Il volume sensazione della Fiera del Libro di Francoforte, che da domani
sarà il libreria per i tipi della Rizzoli, è quello scritto dallo storico
Lothar Machtan, nel quale l'autore sostiene la tesi dell'omosessualità del
Führer.
Professor Machtan, quali elementi ha lei per dire che Hitler era davvero
omosessuale?
Innanzi tutto, esiste un'enorme massa di indizi schiaccianti al riguardo,
che si completano a vicenda e sulla sua cui credibilità non ci può essere
alcun dubbio. Il fatto che questa rete di indizi sia così fittamente legata
consente di affermare che la tesi dell'omosessualità di Hitler è corretta».

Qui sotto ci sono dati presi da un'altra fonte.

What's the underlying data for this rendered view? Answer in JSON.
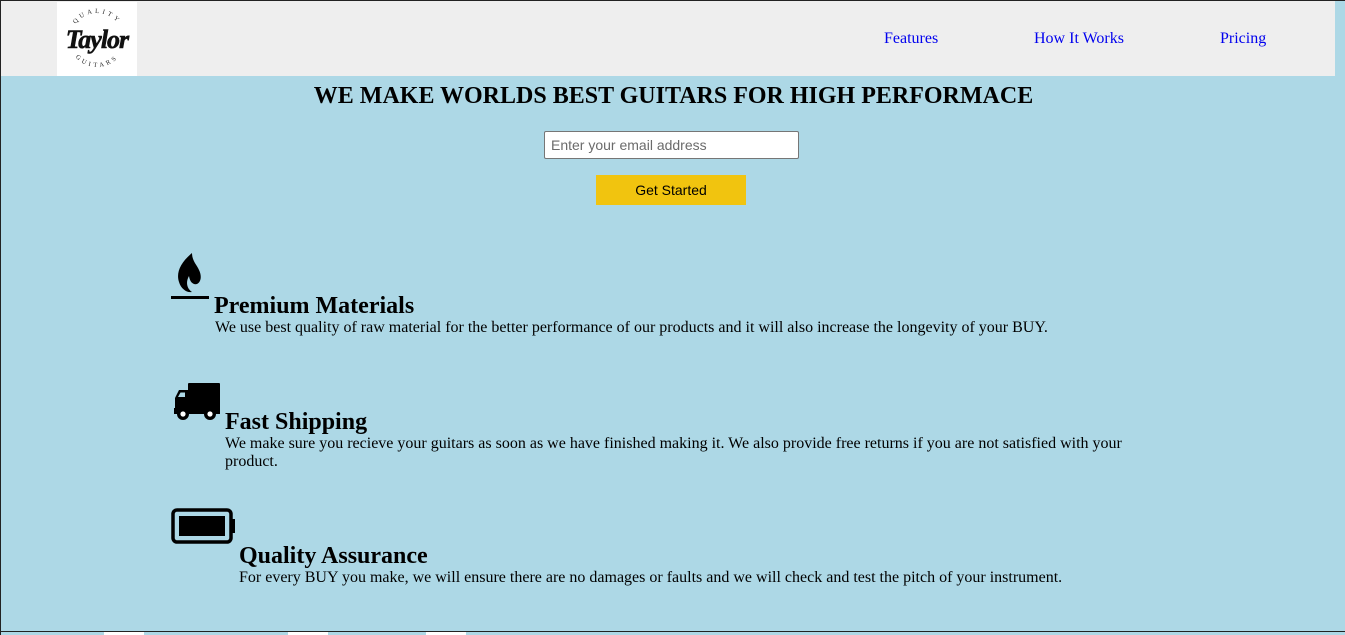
{
  "header": {
    "logo": {
      "wordmark": "Taylor",
      "arc_top": "QUALITY",
      "arc_bottom": "GUITARS"
    },
    "nav": [
      {
        "label": "Features"
      },
      {
        "label": "How It Works"
      },
      {
        "label": "Pricing"
      }
    ]
  },
  "hero": {
    "title": "WE MAKE WORLDS BEST GUITARS FOR HIGH PERFORMACE",
    "email_placeholder": "Enter your email address",
    "email_value": "",
    "cta_label": "Get Started"
  },
  "features": [
    {
      "icon": "fire-icon",
      "title": "Premium Materials",
      "description": "We use best quality of raw material for the better performance of our products and it will also increase the longevity of your BUY."
    },
    {
      "icon": "truck-icon",
      "title": "Fast Shipping",
      "description": "We make sure you recieve your guitars as soon as we have finished making it. We also provide free returns if you are not satisfied with your product."
    },
    {
      "icon": "battery-full-icon",
      "title": "Quality Assurance",
      "description": "For every BUY you make, we will ensure there are no damages or faults and we will check and test the pitch of your instrument."
    }
  ],
  "colors": {
    "page_background": "#add8e6",
    "header_background": "#eeeeee",
    "link": "#0000ee",
    "cta_background": "#f1c40f"
  }
}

Perché nessuno se ne sarebbe accorto prima di lei?
I motivi sono diversi. Fino a poco tempo fa gli storici consideravano
l'omosessualità un tema tabù. Va anche aggiunto che Hitler è stato
bravissimo a camuffare la sua vita privata. Per riuscire a trovare qualcosa
in molte fonti bisogna letteralmente pescare nel torbido e questa cosa non
piace a molti.
Che cosa va rivisto alla luce di questa sua rivelazione?
Ritengo che a spingere Hitler verso la politica nel 1920 sia stata
soprattutto la sua omosessualità, perché c'è stata tutta una serie di
personaggi che gli hanno facilitato l'ingresso, ma che non lo avrebbero
fatto se non ci fossero state di mezzo motivazioni omoerotiche.